Base editing reduces cholesterol

Sarah Houlton

US biotech Verve Therapeutics has for the first time shown that base editing can be used to turn off a gene in the liver in non-human primates. The trial was part of the company’s programme to create a ‘one-and-done’ gene editing treatment for lowering cholesterol.

Base editing is a technology that allows very accurate changes to be made to individual genes, without affecting the wider genome. ‘It’s very different from CRISPR Cas-9 technology, which is more like molecular scissors,’ explains Sekar Kathiresan, co-founder and CEO of Verve. ‘The analogy here is a pencil and eraser, where you can rub out one letter, and write in another.’

Verve has been trying out both technologies, and is looking at two different genes: PCSK9 and ANGPTL3. Both are known to cause increased blood levels of either LDL cholesterol or triglyceride-rich lipoproteins. Turning either off ought to give dramatic reductions in cholesterol levels in the bloodstream and therefore reduce the risk of coronary heart disease.

The idea, Kathiresan says, is to permanently turn one of these genes off in the liver. There is precedent that it should work, as there are already monoclonal antibodies that neutralise circulating PCSK9, and gene silencing technology using siRNA has also been successful. However, both require chronic medication; by editing the gene directly, a single treatment should suffice.

The base editing technology tested involves a guide RNA, which homes in on the right spot in the genome, and a piece of mRNA that does the actual gene editing. The two are packaged together in a lipid nanoparticle, which efficiently delivers them to the liver after injection.

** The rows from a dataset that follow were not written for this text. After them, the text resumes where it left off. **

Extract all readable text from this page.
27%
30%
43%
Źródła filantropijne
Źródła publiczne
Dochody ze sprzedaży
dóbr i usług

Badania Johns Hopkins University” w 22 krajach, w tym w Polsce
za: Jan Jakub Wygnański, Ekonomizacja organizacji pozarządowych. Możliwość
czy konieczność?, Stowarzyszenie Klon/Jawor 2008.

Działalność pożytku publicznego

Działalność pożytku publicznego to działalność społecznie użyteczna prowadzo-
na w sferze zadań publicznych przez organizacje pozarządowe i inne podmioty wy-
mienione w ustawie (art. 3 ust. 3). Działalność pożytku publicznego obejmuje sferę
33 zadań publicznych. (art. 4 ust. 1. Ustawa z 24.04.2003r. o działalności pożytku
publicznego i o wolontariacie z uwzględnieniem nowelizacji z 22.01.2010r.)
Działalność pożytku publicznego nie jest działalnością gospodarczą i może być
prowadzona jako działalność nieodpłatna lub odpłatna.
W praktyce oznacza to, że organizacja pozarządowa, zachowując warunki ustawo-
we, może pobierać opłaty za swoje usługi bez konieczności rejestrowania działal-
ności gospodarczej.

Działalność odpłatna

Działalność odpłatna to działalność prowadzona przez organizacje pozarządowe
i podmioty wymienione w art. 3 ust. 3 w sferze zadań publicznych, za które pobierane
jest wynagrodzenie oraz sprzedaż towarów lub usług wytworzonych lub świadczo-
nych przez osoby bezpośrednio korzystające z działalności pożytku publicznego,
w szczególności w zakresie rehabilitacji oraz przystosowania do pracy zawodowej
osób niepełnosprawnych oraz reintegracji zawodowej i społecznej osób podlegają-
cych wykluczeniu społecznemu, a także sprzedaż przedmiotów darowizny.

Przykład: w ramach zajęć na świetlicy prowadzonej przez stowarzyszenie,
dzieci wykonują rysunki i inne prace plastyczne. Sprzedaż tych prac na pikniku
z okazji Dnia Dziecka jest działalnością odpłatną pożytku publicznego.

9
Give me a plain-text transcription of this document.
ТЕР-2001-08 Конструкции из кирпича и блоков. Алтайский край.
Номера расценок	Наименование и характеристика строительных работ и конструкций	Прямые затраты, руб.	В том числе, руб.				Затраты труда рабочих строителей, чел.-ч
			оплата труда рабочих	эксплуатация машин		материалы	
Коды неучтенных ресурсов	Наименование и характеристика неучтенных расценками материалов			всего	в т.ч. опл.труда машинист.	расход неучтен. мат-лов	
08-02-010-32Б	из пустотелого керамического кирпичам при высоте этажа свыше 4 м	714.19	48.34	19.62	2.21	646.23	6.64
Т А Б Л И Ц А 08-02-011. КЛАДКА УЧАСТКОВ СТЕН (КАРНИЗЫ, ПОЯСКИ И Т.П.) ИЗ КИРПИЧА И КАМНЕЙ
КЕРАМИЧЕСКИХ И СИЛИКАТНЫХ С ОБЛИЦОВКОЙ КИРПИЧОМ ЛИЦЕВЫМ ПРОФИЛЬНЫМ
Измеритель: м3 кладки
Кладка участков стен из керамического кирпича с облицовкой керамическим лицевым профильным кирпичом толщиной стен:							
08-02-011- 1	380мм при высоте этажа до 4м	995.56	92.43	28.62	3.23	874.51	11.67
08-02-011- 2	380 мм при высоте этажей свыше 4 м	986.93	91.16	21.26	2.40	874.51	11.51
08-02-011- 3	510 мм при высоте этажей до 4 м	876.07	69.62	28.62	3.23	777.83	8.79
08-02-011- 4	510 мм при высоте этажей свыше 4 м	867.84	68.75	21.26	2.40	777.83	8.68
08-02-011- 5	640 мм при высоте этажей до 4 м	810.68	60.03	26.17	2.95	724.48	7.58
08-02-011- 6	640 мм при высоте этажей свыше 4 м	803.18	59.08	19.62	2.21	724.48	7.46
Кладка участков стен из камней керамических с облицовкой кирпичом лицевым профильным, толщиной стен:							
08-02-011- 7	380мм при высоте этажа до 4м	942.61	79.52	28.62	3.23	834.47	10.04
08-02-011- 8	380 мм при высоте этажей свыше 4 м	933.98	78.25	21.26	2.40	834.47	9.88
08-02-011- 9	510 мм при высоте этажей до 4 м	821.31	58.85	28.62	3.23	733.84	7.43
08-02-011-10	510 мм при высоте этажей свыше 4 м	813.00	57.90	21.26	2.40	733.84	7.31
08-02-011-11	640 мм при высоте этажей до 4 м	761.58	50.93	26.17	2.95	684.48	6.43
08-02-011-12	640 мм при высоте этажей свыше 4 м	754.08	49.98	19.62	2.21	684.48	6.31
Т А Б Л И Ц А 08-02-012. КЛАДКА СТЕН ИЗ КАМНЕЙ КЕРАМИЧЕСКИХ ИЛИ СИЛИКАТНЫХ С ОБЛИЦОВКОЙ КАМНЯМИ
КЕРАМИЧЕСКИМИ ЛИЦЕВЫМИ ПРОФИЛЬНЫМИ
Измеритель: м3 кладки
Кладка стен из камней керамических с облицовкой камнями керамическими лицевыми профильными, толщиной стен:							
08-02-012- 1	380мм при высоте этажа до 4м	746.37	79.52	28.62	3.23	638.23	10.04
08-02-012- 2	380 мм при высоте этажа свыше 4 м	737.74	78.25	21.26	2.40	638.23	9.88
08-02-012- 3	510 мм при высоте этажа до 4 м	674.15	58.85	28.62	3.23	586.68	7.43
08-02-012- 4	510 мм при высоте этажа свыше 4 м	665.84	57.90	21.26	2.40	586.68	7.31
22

In tests in monkeys, the genes were indeed turned off, and there were no detectable off-target edits. ‘We have done a lot of work to find the right combination of guide and editor,’ Kathiresan says. ‘We screened hundreds of guides to get the specific combination we needed.’

Turning off PCSK9, there was an 89% reduction in PCSK9 protein in the bloodstream, which gave a 59% reduction in blood cholesterol. And with ANGPTL3, there was a 95% fall in plasma protein, and a 64% reduction in blood cholesterol.

Verve should decide which approach to take forward as lead candidate by the end of 2020. ‘We hope to be in humans in late 2022 or early 2023,’ Kathiresan says. ‘We are evaluating multiple combinations of gene editor and guide RNA and also looking at CRISPR Cas-9 options.’

Both technologies have their strengths and weaknesses, he says. ‘We have been able to achieve similar levels of editing with both, but the two differ in a number of ways. These include the capacity of Cas-9 to generate double-strand breaks, and the capacity of the adenine base editor to edit RNA as well as DNA.’

The first patients to be treated, he expects, will be those with sky-high cholesterol levels despite standard of care treatment. ‘With sorting out the efficacy and safety in that group with that high unmet need, then we can move on to other, larger, patient populations,’ he says.